„Afrika ist die Schicksalsfrage Europas“
Gerd Müllers „Marschall-Plan für Afrika“ macht Fortschritte: Erste Investitionen fließen. Afrikanische Reformpartner müssen Kriterien für gute Regierung erfüllen. Deutsche Unternehmen will der Minister notfalls per Gesetz zu fairem Handel zwingen.
Afrika

„Afrika ist die Schicksalsfrage Europas“

Gerd Müllers „Marschall-Plan für Afrika“ macht Fortschritte: Erste Investitionen fließen. Afrikanische Reformpartner müssen Kriterien für gute Regierung erfüllen. Deutsche Unternehmen will der Minister notfalls per Gesetz zu fairem Handel zwingen.

Die Europäische Union muss einen Afrika-Kommissar berufen und die EU-Mittel für ganz Afrika auf mindestens neun Milliarden Euro verdoppeln. Das fordert Entwicklungshilfeminister Gerd Müller in einem bemerkenswerten Interview mit der Tageszeitung Die Welt.

„Afrika ist die Schicksalsfrage Europas“, warnt Müller. Der Minister nennt eine Zahl: Jedes Jahr drängen 20 Millionen Afrikaner auf völlig überforderte afrikanische Arbeitsmärkte. Das wären 220 Millionen schon bis 2030. Viele von ihnen werden sich auf die Wanderung machen, in die afrikanischen Nachbarländer – oder eben nach Norden, nach Europa.

Müllers Marshallplan für Afrika

Das ist der Grund, warum Müller voll auf seinen „Marshall-Plan für Afrika“ setzt. Der läuft denn auch auf Hochtouren. Unter Federführung seines Ministeriums und des Auswärtigen Amtes beteiligen sich alle Bundesministerien daran.

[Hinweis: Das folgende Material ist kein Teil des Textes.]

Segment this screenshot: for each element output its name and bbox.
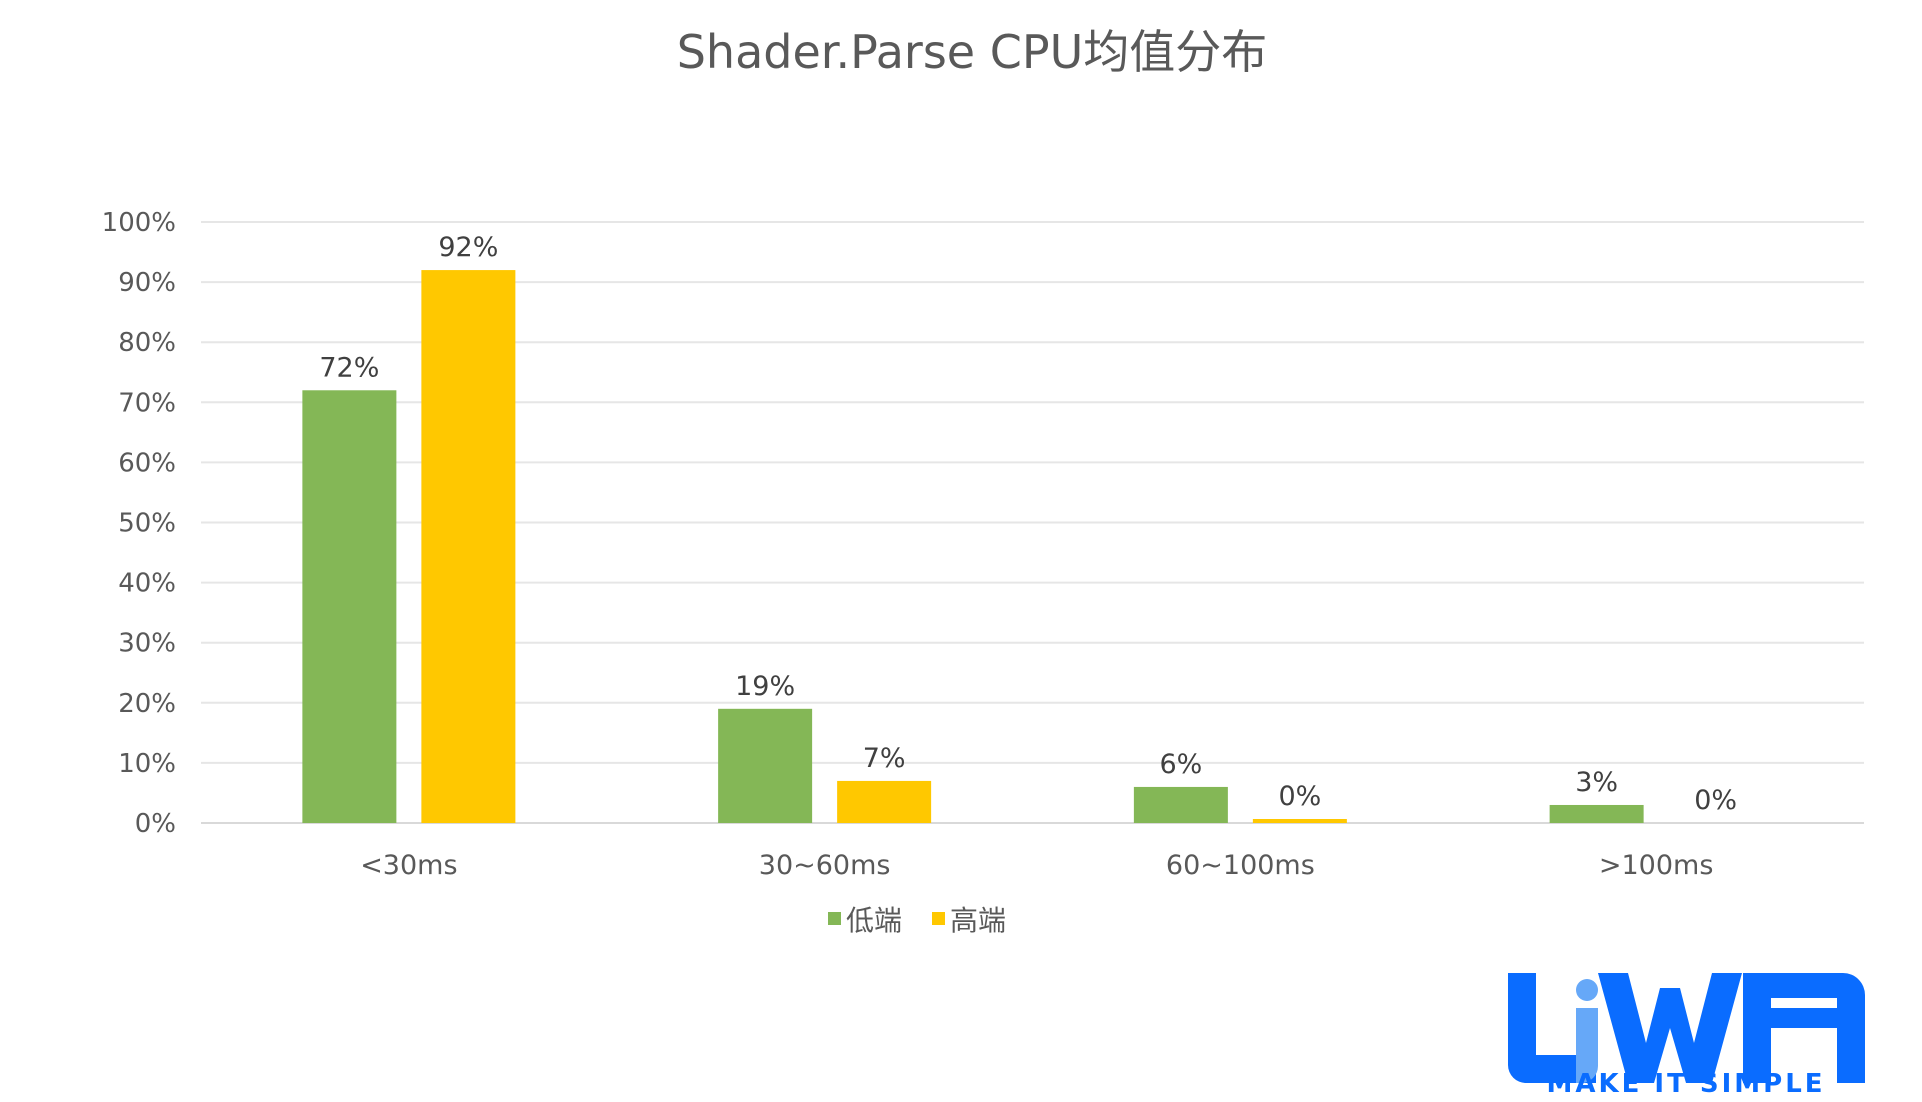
liwa-logo: MAKE IT SIMPLE xyxy=(1508,973,1865,1099)
y-tick-label: 60% xyxy=(118,448,176,478)
legend-label: 高端 xyxy=(950,904,1006,937)
bar-低端-<30ms xyxy=(302,390,397,823)
bar-低端->100ms xyxy=(1549,804,1644,823)
chart-title: Shader.Parse CPU均值分布 xyxy=(677,25,1268,79)
data-label: 19% xyxy=(735,671,795,702)
y-tick-label: 90% xyxy=(118,268,176,298)
y-axis: 0% 10% 20% 30% 40% 50% 60% 70% 80% 90% 100% xyxy=(102,208,176,839)
data-label: 6% xyxy=(1159,749,1202,780)
bar-高端-<30ms xyxy=(421,270,516,824)
x-tick-label: >100ms xyxy=(1599,850,1714,881)
x-axis: <30ms 30~60ms 60~100ms >100ms xyxy=(360,850,1713,881)
bar-高端-60~100ms xyxy=(1252,819,1347,823)
bar-高端-30~60ms xyxy=(837,780,932,823)
y-tick-label: 30% xyxy=(118,629,176,659)
logo-tagline: MAKE IT SIMPLE xyxy=(1546,1069,1825,1098)
y-tick-label: 40% xyxy=(118,569,176,599)
bar-低端-60~100ms xyxy=(1133,786,1228,823)
bar-低端-30~60ms xyxy=(718,708,813,823)
data-label: 0% xyxy=(1694,785,1737,816)
y-tick-label: 50% xyxy=(118,509,176,539)
y-tick-label: 70% xyxy=(118,388,176,418)
data-label: 3% xyxy=(1575,767,1618,798)
bars: 72% 92% 19% 7% 6% 0% 3% 0% xyxy=(302,232,1737,824)
legend-swatch xyxy=(932,912,945,925)
data-label: 72% xyxy=(319,352,379,383)
data-label: 92% xyxy=(438,232,498,263)
legend-label: 低端 xyxy=(846,904,902,937)
x-tick-label: 30~60ms xyxy=(759,850,891,881)
data-label: 7% xyxy=(863,743,906,774)
y-tick-label: 20% xyxy=(118,689,176,719)
data-label: 0% xyxy=(1278,781,1321,812)
x-tick-label: <30ms xyxy=(360,850,457,881)
y-tick-label: 100% xyxy=(102,208,176,238)
y-tick-label: 10% xyxy=(118,749,176,779)
legend-swatch xyxy=(828,912,841,925)
y-tick-label: 0% xyxy=(135,809,176,839)
y-tick-label: 80% xyxy=(118,328,176,358)
legend: 低端 高端 xyxy=(828,904,1006,937)
x-tick-label: 60~100ms xyxy=(1166,850,1315,881)
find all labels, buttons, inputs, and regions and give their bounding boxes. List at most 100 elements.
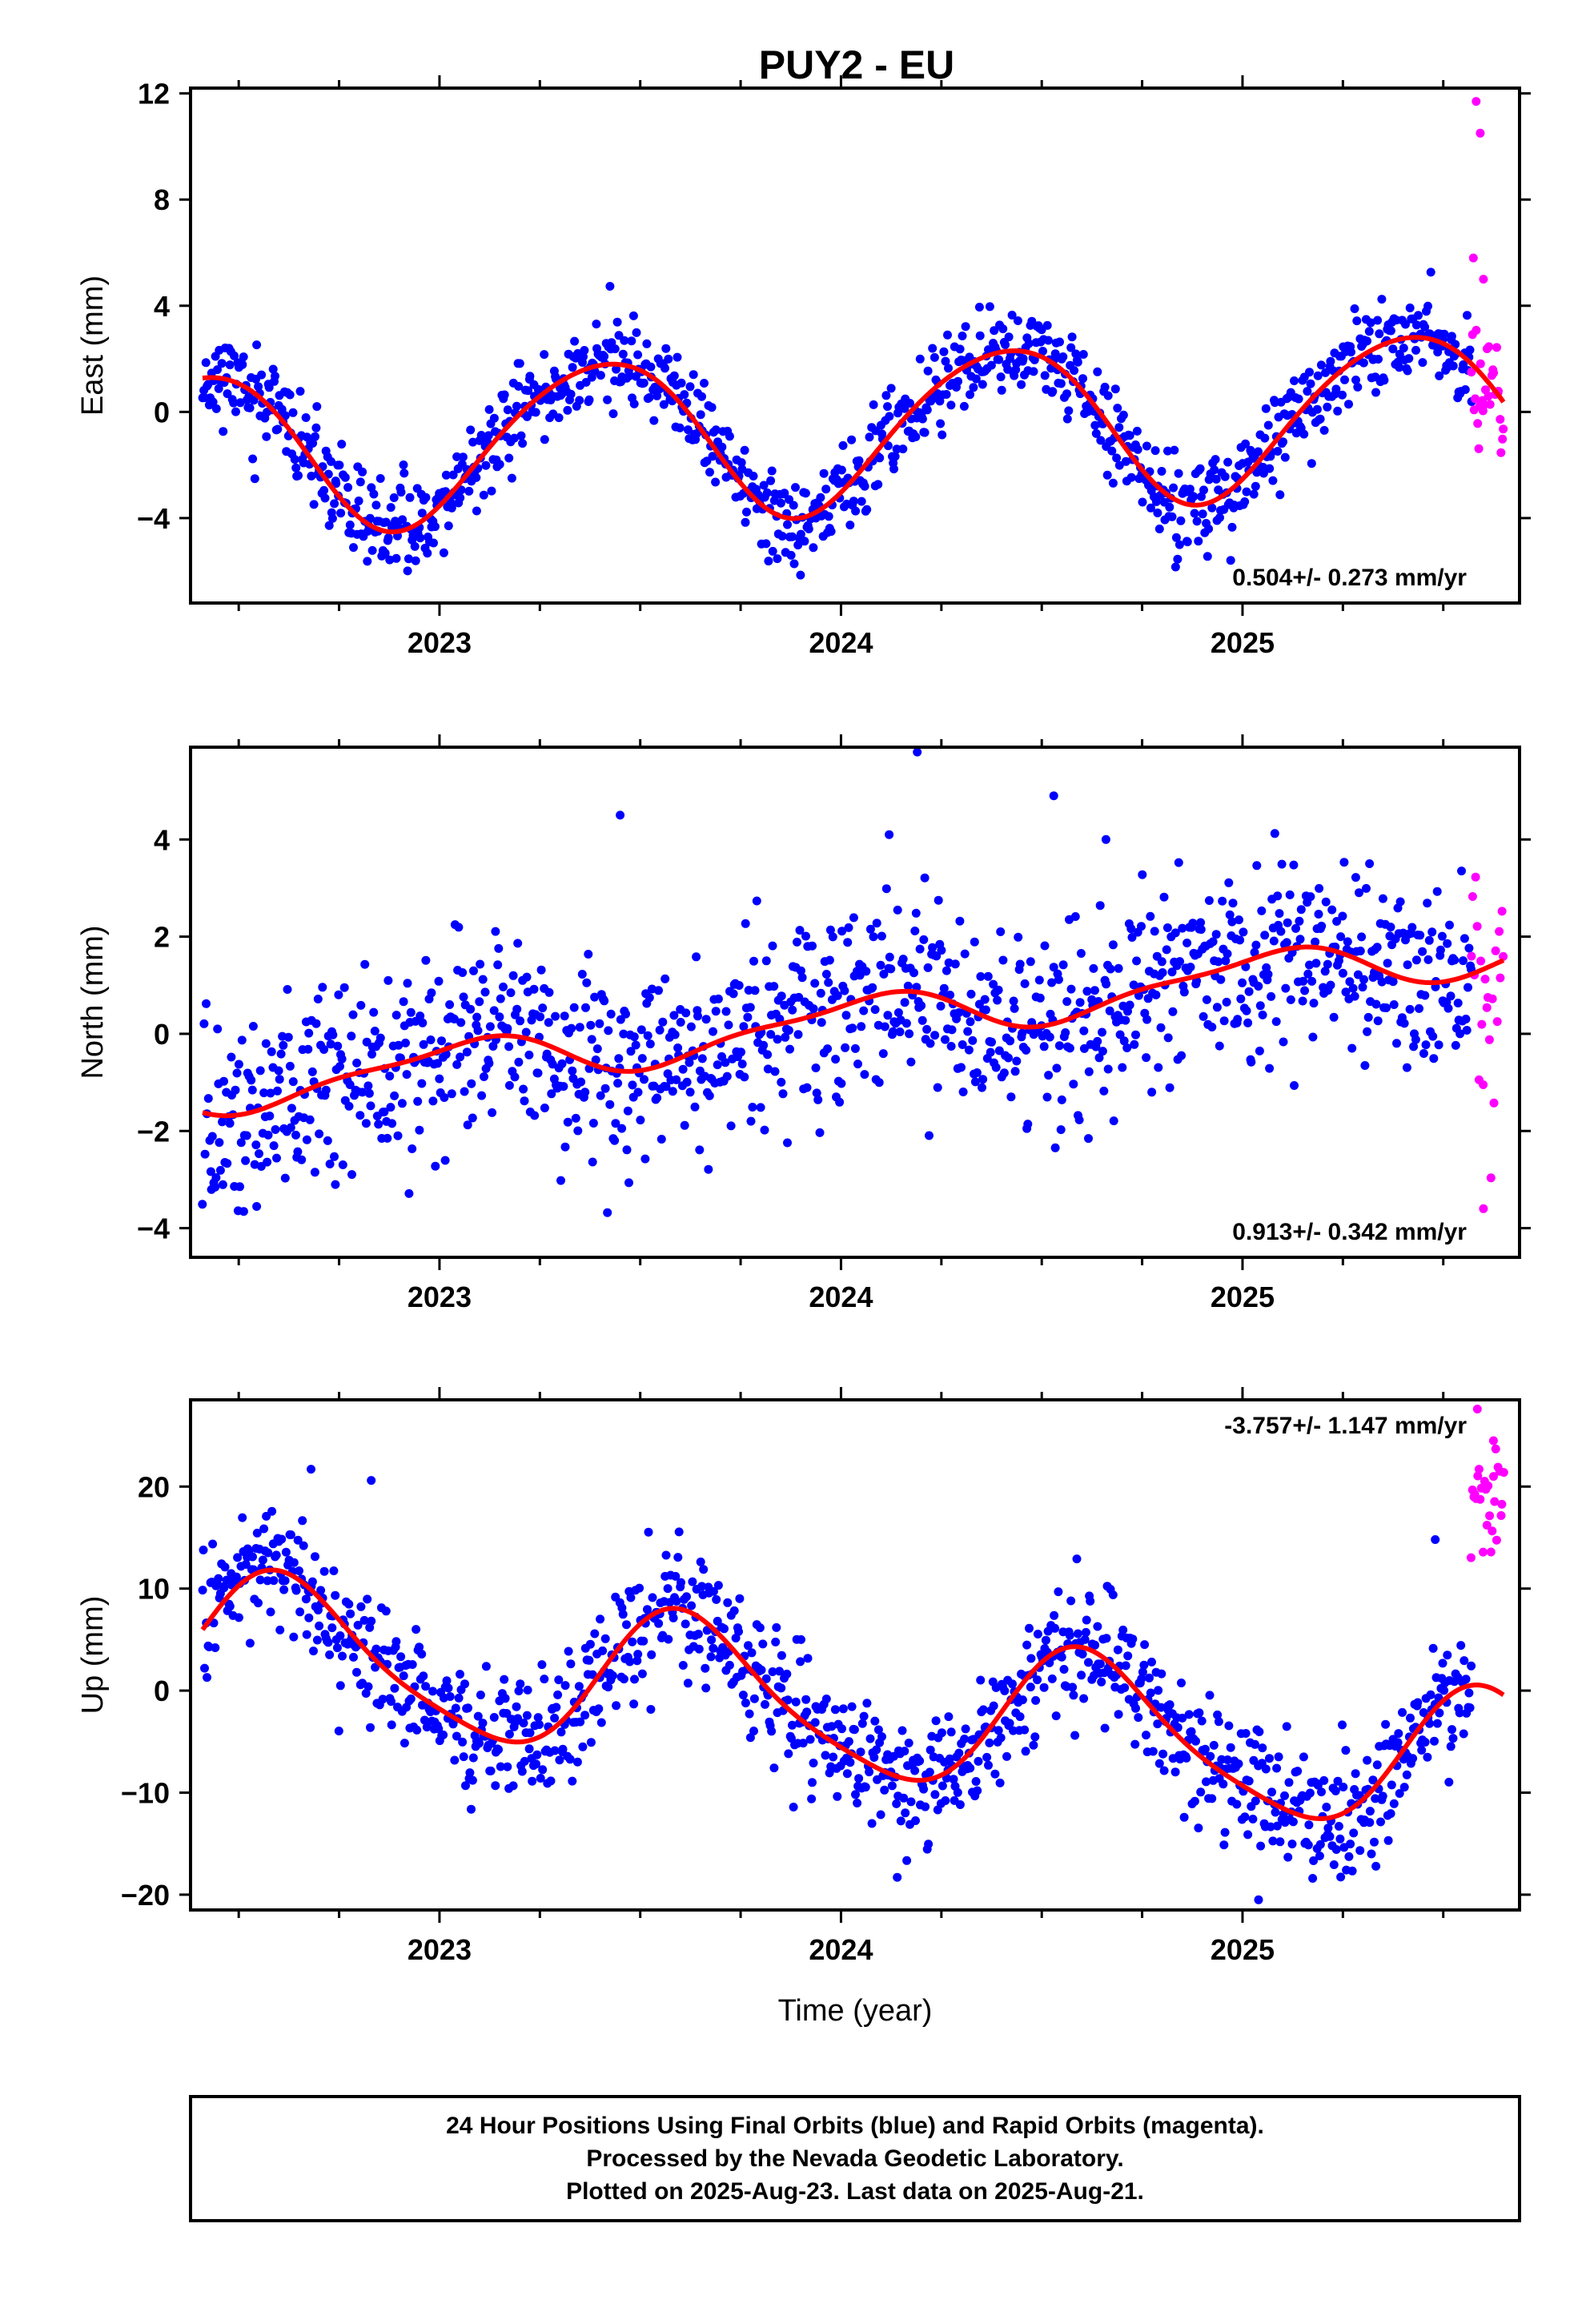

Im Zentrum seines Afrika-Plans steht nicht mehr klassische Entwicklungshilfe. Müller will „eine neue Partnerschaft zwischen Europa und Afrika“. Sein neuer Ansatz zielt auf enge Zusammenarbeit in der Außen-, Wirtschafts- und Handelspolitik sowie in den Ressorts Gesundheit, Bildung und Energie.

Reformpartnerschaften

Mit Tunesien und den westafrikanischen Ländern Ghana und Elfenbeinküste hat Müllers Ministerium sogenannte Reformpartnerschaften geschlossen. Mit drei weiteren Ländern, dem nordafrikanischen Marokko, dem ostafrikanischen Äthiopien und dem westafrikanischen Senegal wird derzeit über solche Reformpartnerschaften verhandelt.

Afrika kann und muss selbst mehr leisten.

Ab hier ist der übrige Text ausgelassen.